Acrylglas von Serio Digitalino
Foto: Anton Potche
Gleich beim Eintritt in den langgezogenen Galerieraum viel mir eine kleine Skulptur aus Glas auf. Wie wehender Stoff kam mir das blaue Acrylglas auf den ersten Blick vor. (Die Ausstellungsobjekte sind alle nicht betitelt.) Filigrane Vollkommenheit. Ein älterer Herr (also zumindest älter als meine Wenigkeit) war gleich hinter mir in das Gewölbe gekommen und stand jetzt schon im Begriff, es wieder zu verlassen. Dann nahm er sich doch noch ein wenig Zeit, um dem netten Herrn mit dem Hut, der an diesem Nachmittag die Aufsicht übernommen hatte, zu erklären, dass er mit den hier ausgestellten Arbeiten nicht allzu viel anfangen könne – wohlgemerkt: ich stand noch immer an der Glasskulptur -, er wäre ein Fan der Malerei aus dem 18. und 19. Jahrhundert. „Porträtmaler. Das waren noch echte Künstler. Die haben Bilder gemalt wie fotografiert.“ Was der Porträtfan und auch ich nicht wussten, war, dass der freundliche Herr mit Hut, Brille und grauem Ziegenbart der Schöpfer des blauen Kunstwerkes war, vor dem ich noch immer stand.

Serio Digitalino, 1956 in Matera (Basilicata) in Süditalien geboren und heute in Wolfersdorf lebend, hörte dem kunstbeflissenen Herrn geduldig zu und sagte dann etwas von Geschmack und Kunstepochen. Ich hatte längst meinen Fotoapparat aus der Tasche genommen und war langsam in die Tiefe des Ausstellungsraums gegangen. An dessen Ende waren weitere Arbeiten von Serio Digitalino ausgestellt. Ich hatte gefragt, ob ich fotografieren dürfe und eine freundliches „Ja, natürlich“ erhalten. Als ich dann mein Intermezzo mit der Ingolstädter Kunstszene beenden wollte, hatte sich eine Kollegin zu Serio Digitalino gesellt, und der wollte dann plötzlich von mir wissen, was ich mit den Fotos, die ich gemacht hatte, vorhabe. Wir leben in einer Zeit des allgegenwärtigen tiefen Misstrauens. Ich wäre Blogger, sagte ich ihm, und würde diese Bilder erst mal speichern und irgendwann, vielleicht nach Jahren, als Bebilderung meiner Startseite (Mit dem Fotoapparat unterwegs) benutzen. Wo man den Blog sehen könne, setzte er nach, höflich aber bestimmt. Diese Information gab ich ihm gerne. Er zog sein Handy, googelte meinen Blog und versicherte mir, er werde zu Hause auf dem größeren Computerbildschirm noch einmal nachschauen. 

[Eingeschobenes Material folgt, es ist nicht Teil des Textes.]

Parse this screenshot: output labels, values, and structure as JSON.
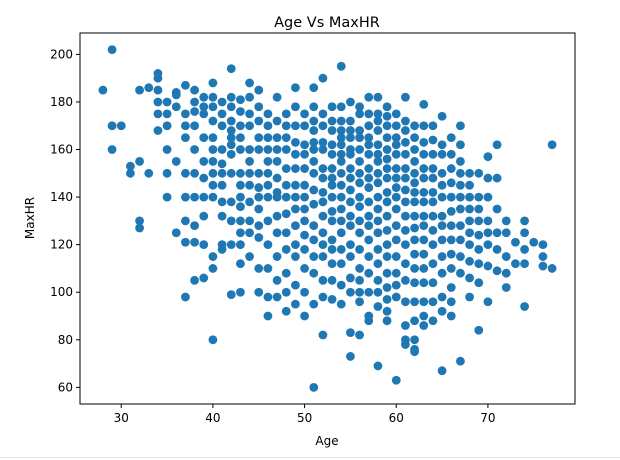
{
  "chart_data": {
    "type": "scatter",
    "title": "Age Vs MaxHR",
    "xlabel": "Age",
    "ylabel": "MaxHR",
    "xlim": [
      25.5,
      79.5
    ],
    "ylim": [
      53,
      209
    ],
    "xticks": [
      30,
      40,
      50,
      60,
      70
    ],
    "yticks": [
      60,
      80,
      100,
      120,
      140,
      160,
      180,
      200
    ],
    "grid": false,
    "legend": "none",
    "marker_color": "#1f77b4",
    "x": [
      28,
      29,
      29,
      29,
      30,
      31,
      31,
      32,
      32,
      32,
      32,
      33,
      33,
      34,
      34,
      34,
      34,
      34,
      34,
      35,
      35,
      35,
      35,
      35,
      35,
      36,
      36,
      36,
      36,
      36,
      37,
      37,
      37,
      37,
      37,
      37,
      37,
      37,
      37,
      38,
      38,
      38,
      38,
      38,
      38,
      38,
      38,
      38,
      38,
      39,
      39,
      39,
      39,
      39,
      39,
      39,
      39,
      39,
      39,
      40,
      40,
      40,
      40,
      40,
      40,
      40,
      40,
      40,
      40,
      40,
      40,
      40,
      41,
      41,
      41,
      41,
      41,
      41,
      41,
      41,
      41,
      41,
      41,
      42,
      42,
      42,
      42,
      42,
      42,
      42,
      42,
      42,
      42,
      42,
      42,
      42,
      43,
      43,
      43,
      43,
      43,
      43,
      43,
      43,
      43,
      43,
      43,
      43,
      43,
      43,
      44,
      44,
      44,
      44,
      44,
      44,
      44,
      44,
      44,
      44,
      44,
      44,
      45,
      45,
      45,
      45,
      45,
      45,
      45,
      45,
      45,
      45,
      45,
      45,
      45,
      46,
      46,
      46,
      46,
      46,
      46,
      46,
      46,
      46,
      46,
      46,
      46,
      46,
      47,
      47,
      47,
      47,
      47,
      47,
      47,
      47,
      47,
      47,
      47,
      47,
      47,
      48,
      48,
      48,
      48,
      48,
      48,
      48,
      48,
      48,
      48,
      48,
      48,
      48,
      49,
      49,
      49,
      49,
      49,
      49,
      49,
      49,
      49,
      49,
      49,
      49,
      49,
      49,
      50,
      50,
      50,
      50,
      50,
      50,
      50,
      50,
      50,
      50,
      50,
      50,
      50,
      50,
      51,
      51,
      51,
      51,
      51,
      51,
      51,
      51,
      51,
      51,
      51,
      51,
      51,
      51,
      51,
      51,
      52,
      52,
      52,
      52,
      52,
      52,
      52,
      52,
      52,
      52,
      52,
      52,
      52,
      52,
      52,
      52,
      53,
      53,
      53,
      53,
      53,
      53,
      53,
      53,
      53,
      53,
      53,
      53,
      53,
      53,
      53,
      53,
      54,
      54,
      54,
      54,
      54,
      54,
      54,
      54,
      54,
      54,
      54,
      54,
      54,
      54,
      54,
      54,
      54,
      54,
      55,
      55,
      55,
      55,
      55,
      55,
      55,
      55,
      55,
      55,
      55,
      55,
      55,
      55,
      55,
      55,
      55,
      55,
      56,
      56,
      56,
      56,
      56,
      56,
      56,
      56,
      56,
      56,
      56,
      56,
      56,
      56,
      56,
      56,
      56,
      56,
      57,
      57,
      57,
      57,
      57,
      57,
      57,
      57,
      57,
      57,
      57,
      57,
      57,
      57,
      57,
      57,
      57,
      57,
      58,
      58,
      58,
      58,
      58,
      58,
      58,
      58,
      58,
      58,
      58,
      58,
      58,
      58,
      58,
      58,
      58,
      58,
      58,
      59,
      59,
      59,
      59,
      59,
      59,
      59,
      59,
      59,
      59,
      59,
      59,
      59,
      59,
      59,
      59,
      59,
      59,
      59,
      60,
      60,
      60,
      60,
      60,
      60,
      60,
      60,
      60,
      60,
      60,
      60,
      60,
      60,
      60,
      60,
      60,
      61,
      61,
      61,
      61,
      61,
      61,
      61,
      61,
      61,
      61,
      61,
      61,
      61,
      61,
      61,
      61,
      61,
      61,
      62,
      62,
      62,
      62,
      62,
      62,
      62,
      62,
      62,
      62,
      62,
      62,
      62,
      62,
      62,
      62,
      62,
      62,
      62,
      63,
      63,
      63,
      63,
      63,
      63,
      63,
      63,
      63,
      63,
      63,
      63,
      63,
      63,
      63,
      63,
      63,
      64,
      64,
      64,
      64,
      64,
      64,
      64,
      64,
      64,
      64,
      64,
      64,
      64,
      64,
      65,
      65,
      65,
      65,
      65,
      65,
      65,
      65,
      65,
      65,
      65,
      65,
      65,
      65,
      66,
      66,
      66,
      66,
      66,
      66,
      66,
      66,
      66,
      66,
      66,
      66,
      66,
      67,
      67,
      67,
      67,
      67,
      67,
      67,
      67,
      67,
      67,
      67,
      67,
      68,
      68,
      68,
      68,
      68,
      68,
      68,
      68,
      68,
      68,
      69,
      69,
      69,
      69,
      69,
      69,
      69,
      69,
      69,
      70,
      70,
      70,
      70,
      70,
      70,
      70,
      70,
      71,
      71,
      71,
      71,
      71,
      71,
      72,
      72,
      72,
      72,
      72,
      73,
      73,
      74,
      74,
      74,
      74,
      74,
      75,
      76,
      76,
      76,
      77,
      77
    ],
    "y": [
      185,
      202,
      170,
      160,
      170,
      153,
      150,
      185,
      130,
      127,
      155,
      186,
      150,
      192,
      190,
      185,
      180,
      175,
      168,
      180,
      175,
      170,
      160,
      150,
      140,
      184,
      183,
      178,
      155,
      125,
      187,
      175,
      170,
      165,
      150,
      140,
      130,
      121,
      98,
      185,
      180,
      176,
      170,
      160,
      150,
      140,
      128,
      121,
      105,
      182,
      178,
      175,
      165,
      155,
      148,
      140,
      132,
      120,
      106,
      188,
      182,
      178,
      172,
      165,
      160,
      155,
      150,
      145,
      140,
      115,
      110,
      80,
      180,
      175,
      170,
      160,
      154,
      150,
      145,
      138,
      132,
      120,
      118,
      194,
      182,
      178,
      172,
      168,
      165,
      162,
      158,
      150,
      138,
      130,
      120,
      99,
      181,
      176,
      170,
      165,
      160,
      150,
      145,
      140,
      136,
      130,
      125,
      120,
      112,
      100,
      188,
      182,
      175,
      170,
      160,
      155,
      150,
      145,
      138,
      130,
      125,
      115,
      185,
      178,
      172,
      165,
      160,
      150,
      144,
      140,
      135,
      128,
      123,
      110,
      100,
      175,
      170,
      165,
      160,
      155,
      150,
      145,
      140,
      130,
      120,
      110,
      98,
      90,
      182,
      172,
      165,
      160,
      155,
      148,
      142,
      140,
      132,
      125,
      115,
      105,
      98,
      175,
      170,
      165,
      160,
      152,
      145,
      140,
      133,
      125,
      118,
      108,
      100,
      92,
      186,
      178,
      170,
      163,
      158,
      152,
      145,
      140,
      135,
      128,
      120,
      115,
      103,
      95,
      175,
      170,
      162,
      158,
      152,
      145,
      140,
      135,
      130,
      124,
      118,
      110,
      100,
      90,
      186,
      178,
      172,
      168,
      163,
      160,
      155,
      150,
      143,
      137,
      128,
      122,
      115,
      108,
      95,
      60,
      190,
      175,
      170,
      163,
      160,
      152,
      148,
      142,
      138,
      132,
      125,
      120,
      115,
      105,
      98,
      82,
      178,
      172,
      168,
      162,
      158,
      152,
      148,
      145,
      140,
      134,
      130,
      122,
      118,
      112,
      105,
      97,
      195,
      178,
      172,
      168,
      165,
      162,
      158,
      155,
      150,
      145,
      140,
      135,
      130,
      125,
      118,
      112,
      103,
      95,
      180,
      172,
      168,
      165,
      160,
      158,
      152,
      148,
      143,
      138,
      132,
      128,
      120,
      115,
      106,
      100,
      83,
      73,
      178,
      175,
      168,
      165,
      160,
      155,
      150,
      146,
      140,
      136,
      130,
      125,
      118,
      110,
      105,
      100,
      96,
      82,
      182,
      175,
      170,
      165,
      162,
      158,
      152,
      148,
      144,
      138,
      132,
      128,
      122,
      115,
      108,
      100,
      90,
      88,
      182,
      175,
      172,
      168,
      162,
      158,
      155,
      150,
      146,
      140,
      135,
      130,
      125,
      118,
      112,
      105,
      100,
      94,
      69,
      178,
      174,
      170,
      165,
      160,
      156,
      152,
      148,
      142,
      138,
      132,
      126,
      120,
      115,
      108,
      102,
      97,
      92,
      88,
      175,
      170,
      165,
      162,
      158,
      152,
      148,
      144,
      140,
      135,
      128,
      122,
      115,
      108,
      103,
      98,
      63,
      182,
      172,
      168,
      163,
      158,
      152,
      148,
      143,
      138,
      132,
      126,
      120,
      112,
      105,
      96,
      86,
      80,
      78,
      170,
      165,
      160,
      155,
      150,
      146,
      142,
      138,
      132,
      127,
      122,
      116,
      110,
      104,
      96,
      88,
      80,
      76,
      75,
      179,
      170,
      163,
      158,
      152,
      148,
      142,
      138,
      132,
      128,
      122,
      116,
      110,
      104,
      96,
      90,
      86,
      170,
      164,
      158,
      152,
      148,
      142,
      138,
      132,
      126,
      120,
      112,
      104,
      96,
      88,
      174,
      162,
      158,
      150,
      145,
      140,
      132,
      128,
      122,
      115,
      108,
      98,
      92,
      67,
      165,
      158,
      152,
      146,
      140,
      134,
      128,
      122,
      116,
      110,
      102,
      96,
      90,
      170,
      162,
      155,
      150,
      145,
      140,
      135,
      128,
      122,
      115,
      108,
      71,
      150,
      145,
      140,
      135,
      130,
      125,
      120,
      113,
      106,
      98,
      150,
      140,
      135,
      130,
      124,
      118,
      112,
      104,
      84,
      157,
      148,
      140,
      130,
      125,
      120,
      111,
      96,
      162,
      148,
      135,
      125,
      118,
      109,
      130,
      125,
      115,
      108,
      102,
      121,
      112,
      130,
      125,
      118,
      112,
      94,
      121,
      120,
      115,
      111,
      162,
      110
    ]
  }
}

Acrylglas von Serio Digitalino
Foto: Anton Potche
Ich hoffe doch sehr, das war nicht als Drohung gemeint. Mit dieser Zuversicht habe ich mich entschlossen, diese Begegnung mit der Kunst Serio Digitalinos und seiner Kolleginnen und Kollegen auch in Worte zu fassen. Und natürlich soll dabei ein virtueller Besuch bei dem höflichen Künstler Serio Digitalino nicht versäumt werden. Er wird sich bestimmt über jeden seiner der Kunst zugetanen und (wie im Gespräch mit dem Porträtbewunderer gesehen) kunstbeflissenen Besucher freuen. Seine Kunst ist auf jeden Fall einen Besuch  wert.

Die Gemeinschaftsausstellung in der Ingolstädter Harderbastei ist noch bis zum 9. Oktober 2016 zu sehen. Für Samstag, 8. Oktober, 19:00 Uhr ist eine Finissage vorgesehen.